Cloud computing is all the rage in the media right now. Often it is spoken of as something new, different and exciting even though service bureaus were in use in the 1960s, hosting and manged services providers appeared in the mid 1970s and application service providers have been with us since the late 1980s. What’s really new is a delivery and consumption model rather than a new type of technology.
Cloud computing means the delivery of IT resources (an application, a system service, a application framework or a complete server) over the Internet. This delivery model enables convenient, self-service, pay-as-you-go, on-demand network access to a shared pool of configurable computing resources. These resources can expand or contract as needed to support the customer’s requirements.
Although this is only a new delivery and consumption model, it holds out the promise of changing how organizations acquire computing resources and deploy some or all of their workloads.
Why is this causing trouble?
Quite often the configuration and performance management tools being used today are focused on helping companies manage applications running on one or more physical machines. The presumption is that the machine is in the company’s own data center and running applications and tools purchased by the company. While that approach worked quite well for monolithic applications developed for mainframes or mid-range systems, it no longer works well for modern applications.
Today’s applications are often designed as a collection of multiple application services that have been harnessed together in a way that looks to the end user like a single application. Multiple instances of each application service may be in use in different data centers to enhance performance, scaleability or reliability. These application services may be hosted on physical, virtual or cloud-based systems. Management tools designed for a single physical system are clearly out of their class in trying to deal with such a complex processing environment.
If we tack on to this complex mess the a la carte pricing model used by most cloud service providers, it becomes very difficult for a company’s IT department to track the cost of a cloud-based service offering. Some service providers have different pricing levels for each function including the following:
- The number and power of CPUs put to use
- The amount of memory made available to those CPUs
- The amount and type of storage made available to those CPUs
- How much network bandwidth the workloads uses and even how many gigabytes of data transmitted and received during the normal course of using the workload.
- Only God knows what other fees and charges will be tacked on as well.
It is not at all uncommon for companies to get an unpleasant surprise when the monthly bill arrives.

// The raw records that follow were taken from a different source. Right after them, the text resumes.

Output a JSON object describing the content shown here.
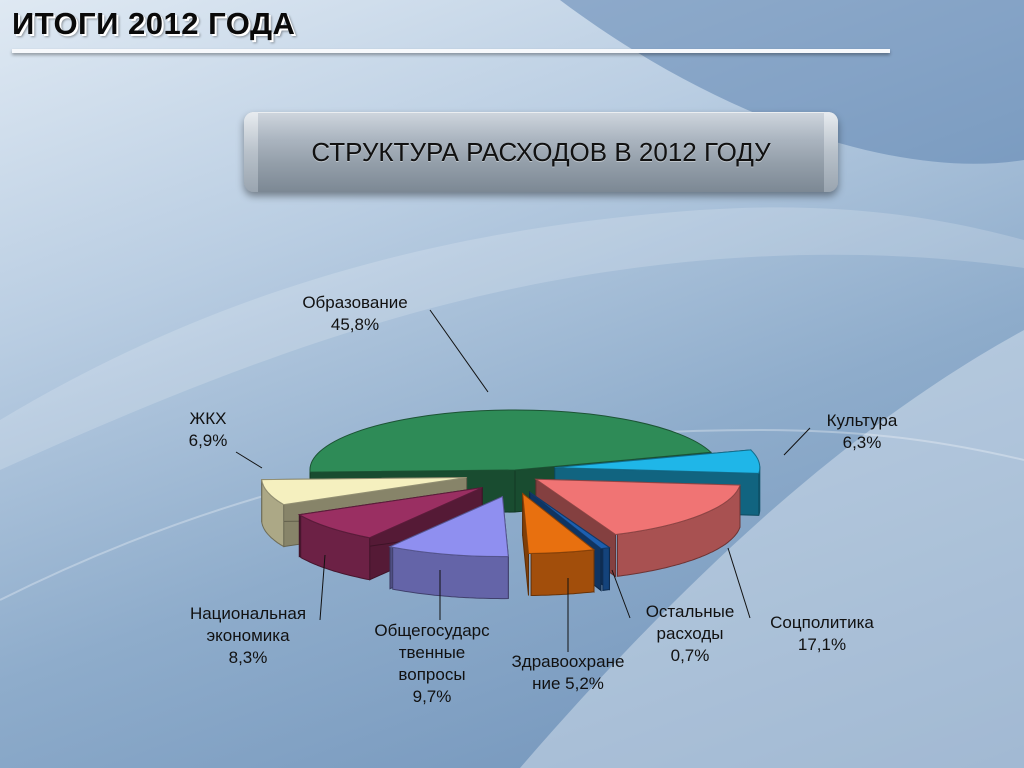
{
  "header": {
    "title": "ИТОГИ 2012 ГОДА"
  },
  "subtitle": {
    "text": "СТРУКТУРА РАСХОДОВ В 2012 ГОДУ"
  },
  "chart_data": {
    "type": "pie",
    "title": "",
    "categories": [
      "Образование",
      "Культура",
      "Соцполитика",
      "Остальные расходы",
      "Здравоохранение",
      "Общегосударственные вопросы",
      "Национальная экономика",
      "ЖКХ"
    ],
    "values": [
      45.8,
      6.3,
      17.1,
      0.7,
      5.2,
      9.7,
      8.3,
      6.9
    ],
    "labels": [
      [
        "Образование",
        "45,8%"
      ],
      [
        "Культура",
        "6,3%"
      ],
      [
        "Соцполитика",
        "17,1%"
      ],
      [
        "Остальные",
        "расходы",
        "0,7%"
      ],
      [
        "Здравоохране",
        "ние 5,2%"
      ],
      [
        "Общегосударс",
        "твенные",
        "вопросы",
        "9,7%"
      ],
      [
        "Национальная",
        "экономика",
        "8,3%"
      ],
      [
        "ЖКХ",
        "6,9%"
      ]
    ],
    "colors": [
      "#2e8b57",
      "#1fb6e8",
      "#f07474",
      "#1d5fb0",
      "#e8700f",
      "#8f8ff0",
      "#9a2f62",
      "#f5f0bf"
    ],
    "legend": "none"
  }
}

What's needed to solve this problem?
It is really important to remember that companies need to be able to manage all of the computing resources in use. The tool must be easy to use and present information in a useful fashion.The solution must be able to see and track all of the resources regardless of:
- Where the resource is located
- What type of resource it is (system, memory, storage, network, etc.)
- Whether it is physical, virtual or cloud-based
- Regardless of the operating system or application being used
The tool must be able to take the next step and take the usage information and estimate, in real time, the costs the company is incurring. It must be able to warn administrators when the costs are approaching important thresholds.
“No surprises” has to be built into the design of the perfect solution.
Lots of noise in the environment
Finding this perfect tool is increasingly challenging. There is an amazing amount of “noise” in the environment. Many suppliers of configuration and performance management tools have jumped into the market. Sometimes, all they have done is put new lipstick on an older tool.
Some suppliers have taken an older management framework and have just added a module or two that allows data gathering from virtual and, perhaps, cloud environments. They then make broad claims that they are offering the perfect tool. It is often not at all clear if the tool works in real time or estimates resource utilization and end user cost.
Other suppliers have developed tools that only focus on virtual environments or cloud environments and seem to have forgotten that companies are using a broad mix of technologies to solve their business problems.
Still other suppliers have developed tools that only work in a single data center or for applications running in a single operating environment. These suppliers seem not to understand that today’s data center looks like a computer museum – applications are in use today that were developed in the 1960s, 1970s, 1980s, 1990s and, yes, even built recently.
Although companies need a comprehensive tool that can provide a clear view of the whole forest, these suppliers only offer a machete and a paper map. They tell their customers “you have all the tools you need to make a survey of your entire environment."
Things to Consider
Here are a few things that decision-makers must consider while seeking a comprehensive solution:
- It is important that tools understand today’s complex environment and work fast enough to deal with an ever-changing computing environment.
- Is the product new or is it really a few tweaks made so that the supplier can make broad claims without really dealing with today’s issues?
- Can the supplier offer real customer references? Do these customers agree that the product is the best thing since sliced bread?
- Is support available worldwide?
- Does the product have the ability to assess the real impact of a single specific service?
- Can it manage events and resources in real time?
- Does it offer sophisticated analytics to make nearly invisible problems visible?
- Does it support physical, virtual and cloud resources?
If the answer to these questions is “no,” then it would be wise to continue looking for that ideal solution.